Il y a deux contes de lui qui sont fort jolis, bien qu’un peu longs. Le plus célèbre est celui qui s’intitule La Confiance perdue, ou le serpent mangeur de kaïmack et le Turc son pourvoyeur. Le sujet, ou du moins la morale, en est à peu près la même que dans la fable de. La Fontaine intitulée Les Deux Perroquets, le roi et son fils : il y a des outrages après lesquels offenseur et offensé ne se pardonnent pas, et la confiance une fois perdue ne se peut retrouver. « Ce conte, à quelques endroits près, a dit Voltaire, le meilleur juge du mondeab, est un ouvrage distingué » ; et il accorde à Sénecé une imagination singulière. Cette singularité ne serait chose avérée que s’il avait inventé le sujet, ce qui ne paraît pas probable. Mais qu’il l’ait inventé ou non, que de même il ait imaginé ou simplement arrangé et accommodé à sa guise cet autre joli conte de Camille, ou filer le parfait amour, Sénecé a très heureusement conduit et filé à son tour ces récits, et il a montré ce qu’il aurait pu faire s’il avait cultivé avec moins de distraction le genre. Il est, à la suite de La Fontaine, un héritier des plus légitimes de nos vieux et malins auteurs de fabliaux.

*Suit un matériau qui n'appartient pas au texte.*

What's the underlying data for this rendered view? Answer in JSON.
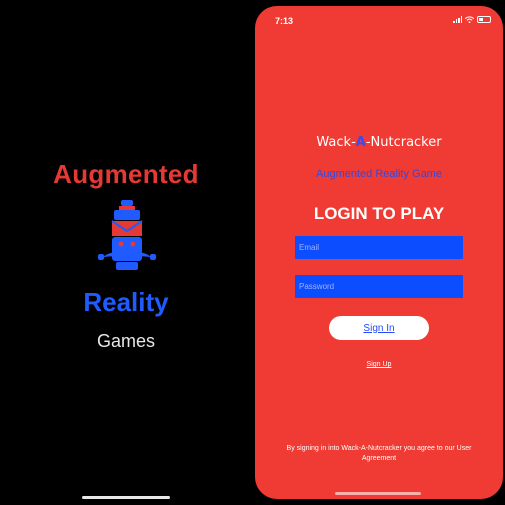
{
  "splash": {
    "line1": "Augmented",
    "line2": "Reality",
    "line3": "Games"
  },
  "status_bar": {
    "time": "7:13"
  },
  "login": {
    "app_title_before": "Wack-",
    "app_title_letter": "A",
    "app_title_after": "-Nutcracker",
    "subtitle": "Augmented Reality Game",
    "heading": "LOGIN TO PLAY",
    "email_placeholder": "Email",
    "password_placeholder": "Password",
    "signin_label": "Sign In",
    "signup_label": "Sign Up",
    "agreement": "By signing in into Wack-A-Nutcracker you agree to our User Agreement"
  },
  "colors": {
    "splash_red": "#e53935",
    "splash_blue": "#1f5bff",
    "login_background": "#ef3b33",
    "field_blue": "#0b4dff"
  }
}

Il a fait aussi de nombreuses et trop nombreuses épigrammes, publiées en un volume en 1717 par les soins du spirituel jésuite du Cerceau, avec qui il entretenait une correspondance poétique et marotique. À son point de vue de province, il considérait un peu trop du Cerceau, cet homme agréable de collège, comme tenant le sceptre du goût. Le volume est précédé d’une dissertation beaucoup trop longue sur l’épigramme. Chez les anciens, ce genre, si menu d’apparence, avait de la simplicité, de la grâce, quelquefois même de la grandeur. Épigramme veut dire inscription ; il y en avait de toutes sortes ; c’était le plus souvent un tableau en raccourci, quelquefois une courte idylle, une courte élégie. Simonide, Platon, Léonidas de Tarente, Méléagre, ont laissé de parfaites et d’admirables épigrammes. Ces épigrammes, qui plaisent tant aux connaisseurs et sont exquises aux délicats, ne semblent souvent presque rien à les traduire ; quelques-unes seulement ont une beauté qui subsiste ou qui se laisse deviner d’une langue 293 à l’autre. En voici une de Callimaque qui, traduite, semble peu de chose et indifférente ; elle a cependant du charme dans l’original, et elle respire un sentiment vif d’amitié et de tendresse. Le poète pense à un autre poète de ses amis, à un hôte lointain dont il vient d’apprendre à l’improviste la mort déjà ancienne, et qui avait fait lui-même des élégies mélodieuses :
Quelqu’un, ô Héraclite, m’a dit ton trépas et m’a plongé dans les larmes, et je me suis ressouvenu combien de fois tous les deux nous avions, au milieu de nos doux entretiens, enseveli le soleil : mais toi, cher hôte d’Halicarnasse, dès longtemps, je ne sais où, tu n’es que cendre. Oh ! du moins tes rossignols vivent, sur qui, ravisseur de toutes choses, le dieu d’enfer ne portera pas la main.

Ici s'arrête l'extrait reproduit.